Who We Loved Talking To…
Eva Noblezada
The star of the hit revival of Miss Saigon brought her solo show to The Green Room 42 and is currently appearing in Hadestown at London’s National Theatre. (Broadway-bound this spring!)
Favorite interview quote:
“Love is a necessity that the world is lacking right now and we’re trying to bring that to the surface. Yes, Miss Saigon has amazing vocals and all of the features of a Broadway show, but it’s not just about that. You can’t experience the fall of Saigon and not be emotionally connected, and this is what I love about the show – that we’re able to keep an open dialogue about how Miss Saigon is still so relevant.”
Jason Tam
Jason Tam returns to Broadway this spring in Be More Chill.

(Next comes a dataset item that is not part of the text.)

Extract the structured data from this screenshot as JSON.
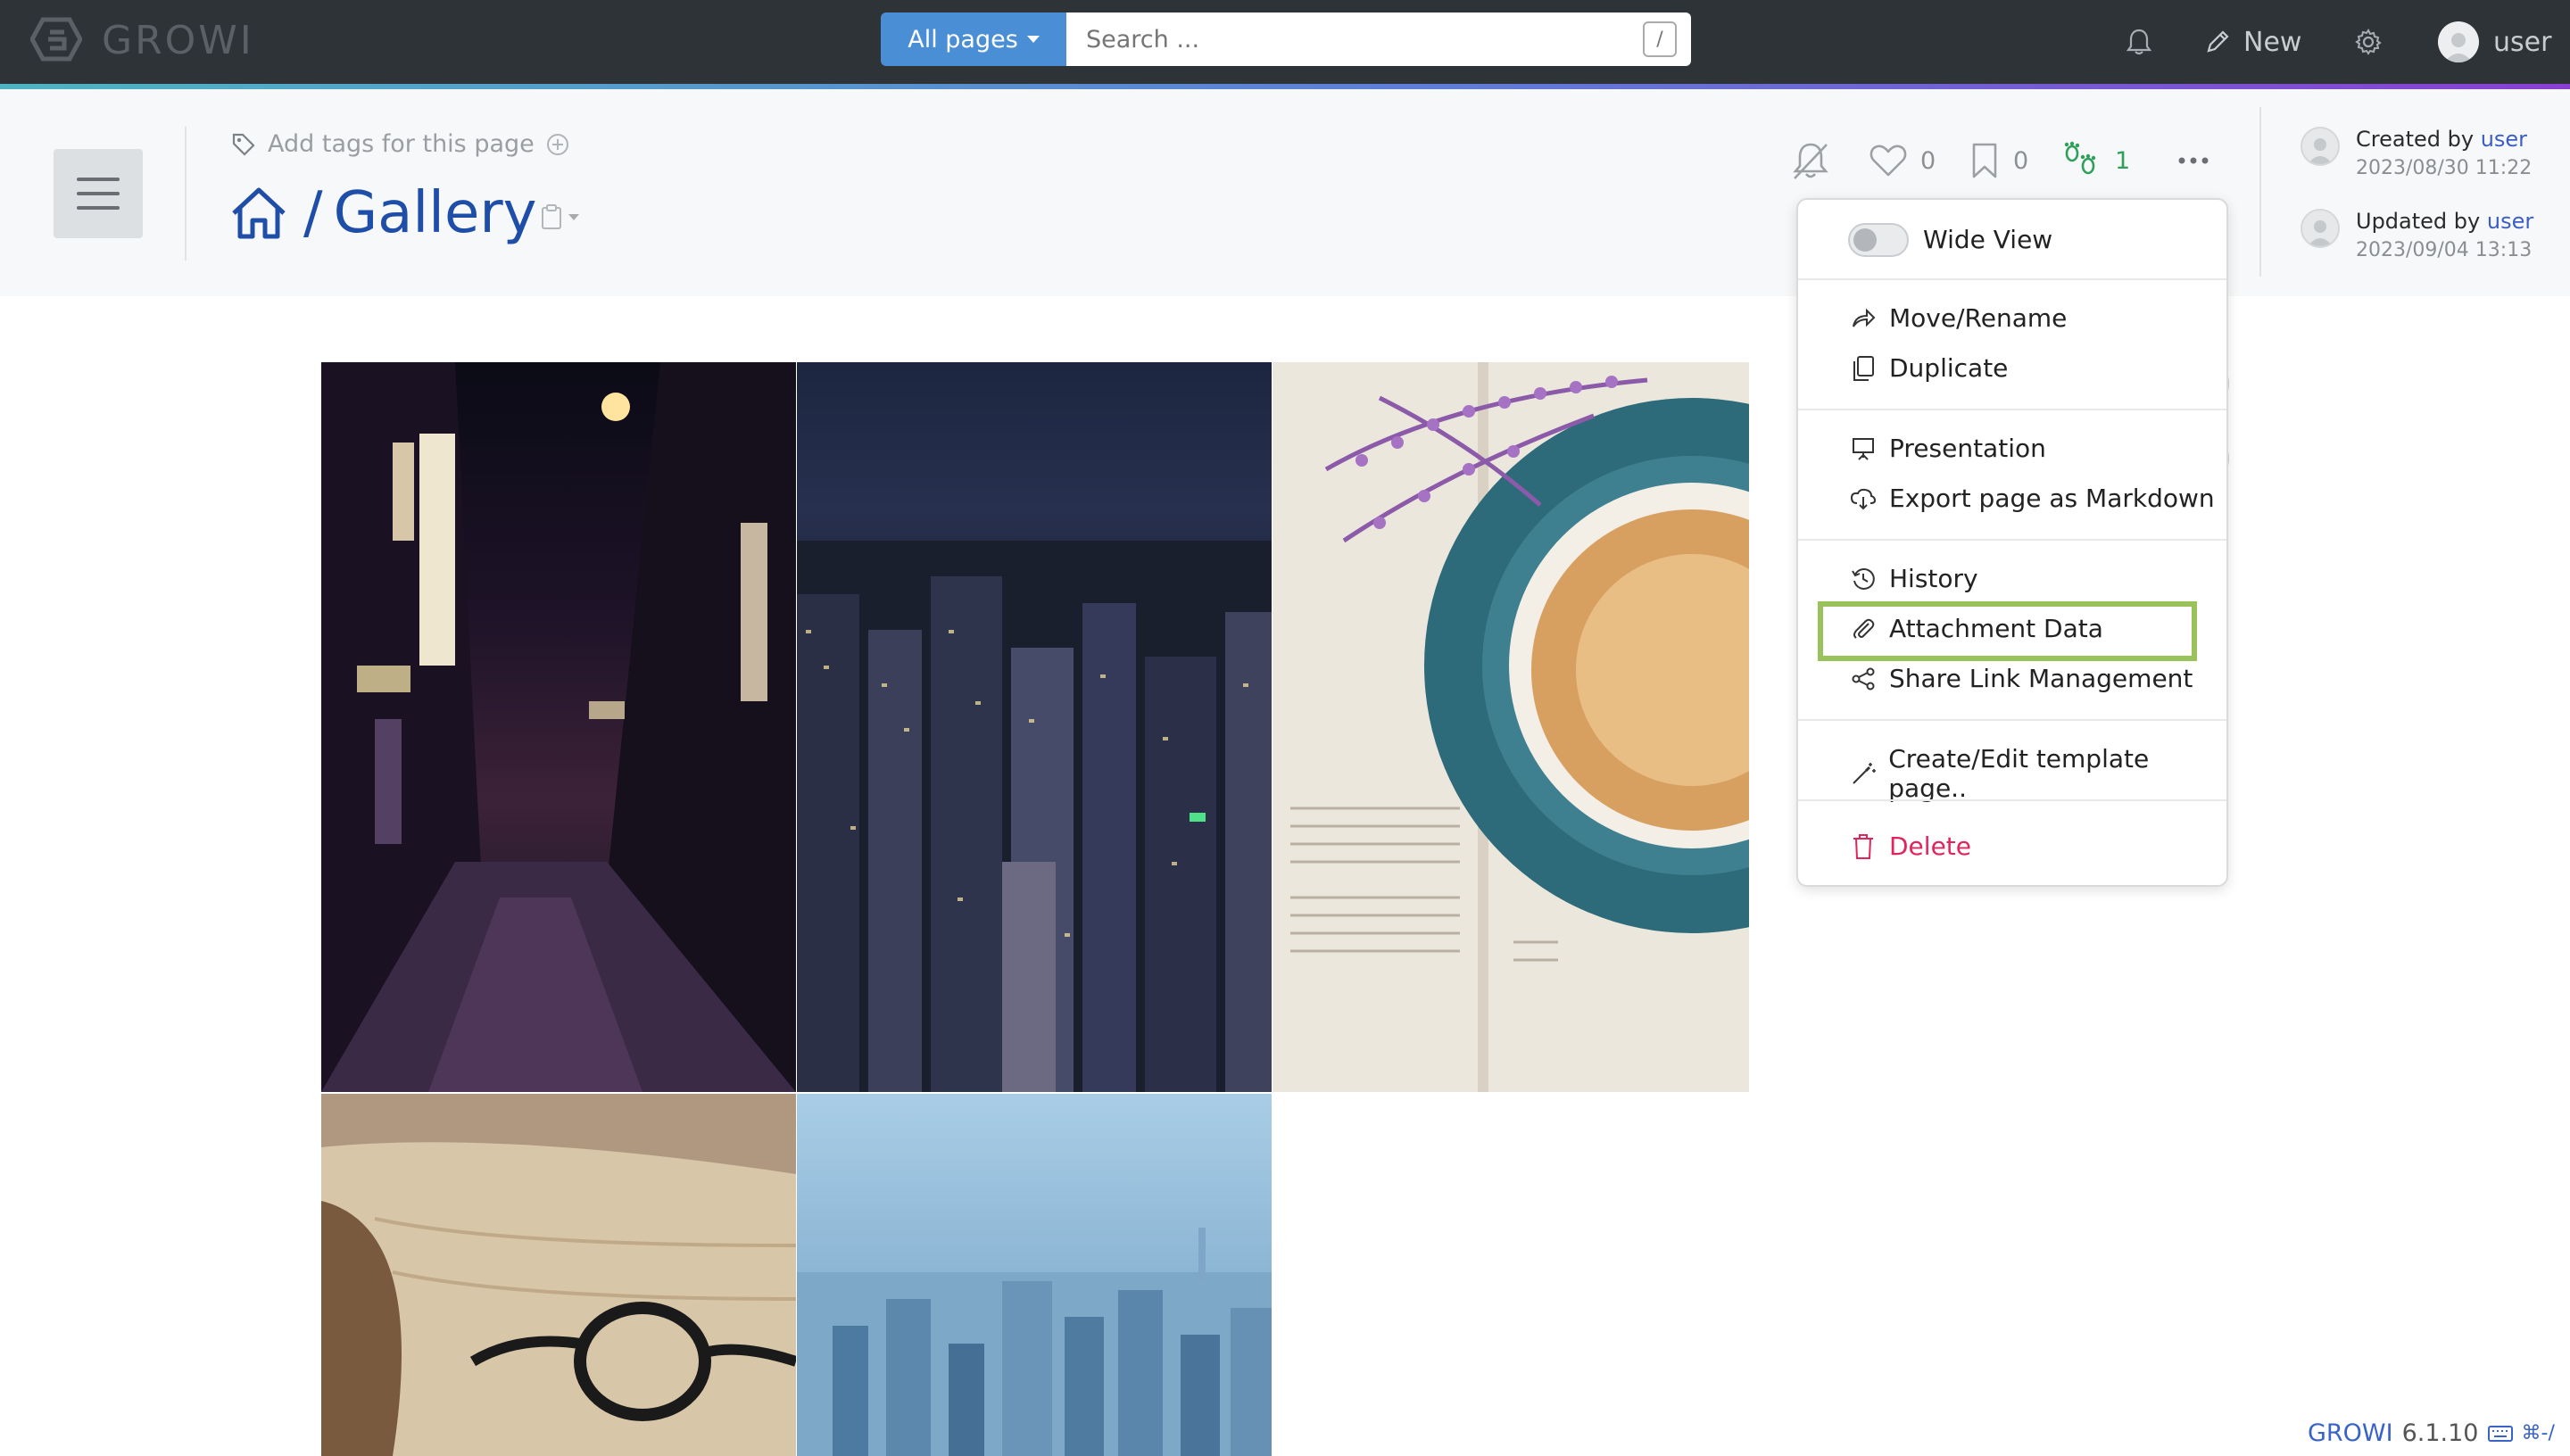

We chatted with the actor right before the Off-Broadway production opened and right after he appeared in NBC’s Jesus Christ Superstar Live.
Favorite interview quote:
“I’ve had wildly mediocre results during my time in LA. New York City and the people here are my home — this is the place for me.”
Jennifer Simard
Ms. Simard had quite the year, wrapping up her role in Hello, Dolly!, premiering her solo show Stigma at The Green Room 42, and joining the cast of Mean Girls.
Favorite interview quote:
“I’m not a brand. I’m a person. I’ve gotten this message that comedy is my brand, but I’ve had training in Shakespeare and all kinds of things. But if I were a brand, it’d be that Walt Whitman quote: ‘Do I contradict myself? Very well, then I contradict myself, I am large, I contain multitudes.’”
Michael Urie
Mr. Urie reprised his role in the revival Harvey Fierstein’s Torch Song when it transferred from Second Stage to Broadway. He’ll be heading out on a national tour starting in Los Angeles in Fall 2019.
Favorite interview quote:
“Minorities are at risk… and these plays speak to the way in which we must stand and be counted. Torch Song is about equality as much as it’s about homosexuality, and all three plays are about family. Families are being torn apart and rights are being stripped away – these plays speak to that and inspire us to hold one another tight and fight.”
Justin Keyes
The Broadway Blog’s longstanding Theater Buff column continued in 2018 with some of the industries sexiest gentlemen baring their souls for our readers! Justin Keyes appeared in The New Group’s hit production of Jerry Springer – The Opera… in a diaper, among other things.
Favorite interview quote:
“As far as the diaper goes, it just seemed like a really good time and I knew it would be funny. Now when I actually put it on… that took a second to get used to. Being butt naked on a thrust stage with the audience on all sides is a wild experience.”